I giocatori – che comunque hanno fatto più che degnamente il loro lavoro – come hanno reagito a questa trasferta obbligata?

«Anche loro, come noi, erano arrabbiati però non si sono tirati indietro. Non c’è stata nessuna sommossa interna per evitare la trasferta anche perché hanno visto che noi in quanto società abbiamo fatto il possibile per annullare la trasferta ma Capo d’Orlando non ha voluto sentire ragioni e la Federazione ci ha detto che senza il loro consenso non si poteva fare nulla. La domenica mattina, dopo il comunicato, diverse società si sono messe d’accordo per il rinvio della giornata ma a noi è stata negata questa opportunità».

Antisportività che si è poi ritorta contro a Capo d’Orlando in quanto il risultato al quarantesimo minuto recitava 58-70 in favore di Montecatini. Coloro che l’hanno vissuta cosa hanno provato a giocare una gara così importante in un palazzetto deserto?

«Sinceramente delle sensazioni provate durante la gara non mi hanno detto nulla o quasi. So solo che al termine dell’incontro c’era un’immensa soddisfazione tra i ragazzi che un po’ volevano vendicarsi ma soprattutto sapevano quanto importante fosse a livello di classifica. Ora siamo a 4 punti da loro ed abbiamo ribaltato la differenza canestri. Quando, e se, riparte il campionato sarà una vittoria importante».

I campionati di A2 e di B sono fermi fino a data da destinarsi. Nelle restanti giornate, se il campionato dovesse riprendere, Montecatini avrà a disposizione tre scontri diretti per salvarsi senza passare dai playout. Nel caso in cui sarà possibile svolgere allenamenti in maniera regolare, quanto è importante prepararsi al meglio per questo sprint finale?
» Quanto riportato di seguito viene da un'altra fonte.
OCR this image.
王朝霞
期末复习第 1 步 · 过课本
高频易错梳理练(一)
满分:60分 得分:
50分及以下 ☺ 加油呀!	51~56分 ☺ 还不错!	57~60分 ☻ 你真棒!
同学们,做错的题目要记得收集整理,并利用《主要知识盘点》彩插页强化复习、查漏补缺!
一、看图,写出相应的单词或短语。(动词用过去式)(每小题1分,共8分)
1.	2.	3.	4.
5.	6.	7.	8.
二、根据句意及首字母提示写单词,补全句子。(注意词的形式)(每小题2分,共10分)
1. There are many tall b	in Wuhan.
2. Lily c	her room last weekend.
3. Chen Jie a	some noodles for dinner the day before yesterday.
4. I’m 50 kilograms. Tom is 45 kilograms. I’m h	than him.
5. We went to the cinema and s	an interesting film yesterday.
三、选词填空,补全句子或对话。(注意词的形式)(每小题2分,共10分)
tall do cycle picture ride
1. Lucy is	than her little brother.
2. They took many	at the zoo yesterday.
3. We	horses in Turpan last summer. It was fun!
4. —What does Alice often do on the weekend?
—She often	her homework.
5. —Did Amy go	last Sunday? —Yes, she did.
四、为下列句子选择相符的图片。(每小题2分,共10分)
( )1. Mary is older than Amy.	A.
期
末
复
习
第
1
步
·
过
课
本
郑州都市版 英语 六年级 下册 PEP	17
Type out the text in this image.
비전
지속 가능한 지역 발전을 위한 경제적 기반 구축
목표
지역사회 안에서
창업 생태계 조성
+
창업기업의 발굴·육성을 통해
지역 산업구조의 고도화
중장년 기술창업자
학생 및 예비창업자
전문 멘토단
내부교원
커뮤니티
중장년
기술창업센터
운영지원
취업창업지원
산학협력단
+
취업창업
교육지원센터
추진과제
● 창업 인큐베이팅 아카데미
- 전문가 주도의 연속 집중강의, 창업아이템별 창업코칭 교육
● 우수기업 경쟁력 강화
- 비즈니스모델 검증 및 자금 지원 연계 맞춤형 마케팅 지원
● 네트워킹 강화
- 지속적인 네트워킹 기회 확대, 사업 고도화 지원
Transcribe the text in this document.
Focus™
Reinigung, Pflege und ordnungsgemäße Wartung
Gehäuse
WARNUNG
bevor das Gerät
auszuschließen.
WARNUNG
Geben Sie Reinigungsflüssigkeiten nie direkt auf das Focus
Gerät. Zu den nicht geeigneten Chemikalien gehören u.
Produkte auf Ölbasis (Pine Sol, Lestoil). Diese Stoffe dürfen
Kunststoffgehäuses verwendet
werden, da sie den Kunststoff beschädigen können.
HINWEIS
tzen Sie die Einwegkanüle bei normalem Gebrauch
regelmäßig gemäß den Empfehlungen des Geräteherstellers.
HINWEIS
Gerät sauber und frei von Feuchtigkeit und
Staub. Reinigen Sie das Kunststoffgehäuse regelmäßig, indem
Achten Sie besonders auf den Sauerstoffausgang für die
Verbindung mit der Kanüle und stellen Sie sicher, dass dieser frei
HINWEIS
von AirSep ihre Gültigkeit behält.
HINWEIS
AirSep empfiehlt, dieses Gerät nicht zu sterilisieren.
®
«Attualmente deve essere chiaro che per noi la priorità è la salute, quindi dobbiamo pensare a tutelare i nostri giocatori. Per quanto riguarda gli allenamenti, oltre alla federazione, dobbiamo sentire anche quello che dirà il comune per sentire se ci sarà la possibilità di allenarsi anche a porte chiuse. Sappiamo che è in corso (lunedì pomeriggio, ndr) un consiglio straordinario della FIP e quindi attendiamo notizie sul prosieguo del campionato. È chiaro però che questa parte finale di stagione per noi conta moltissimo quindi, quando ci sarà permesso, riprenderemo a dare il massimo come abbiamo sempre fatto».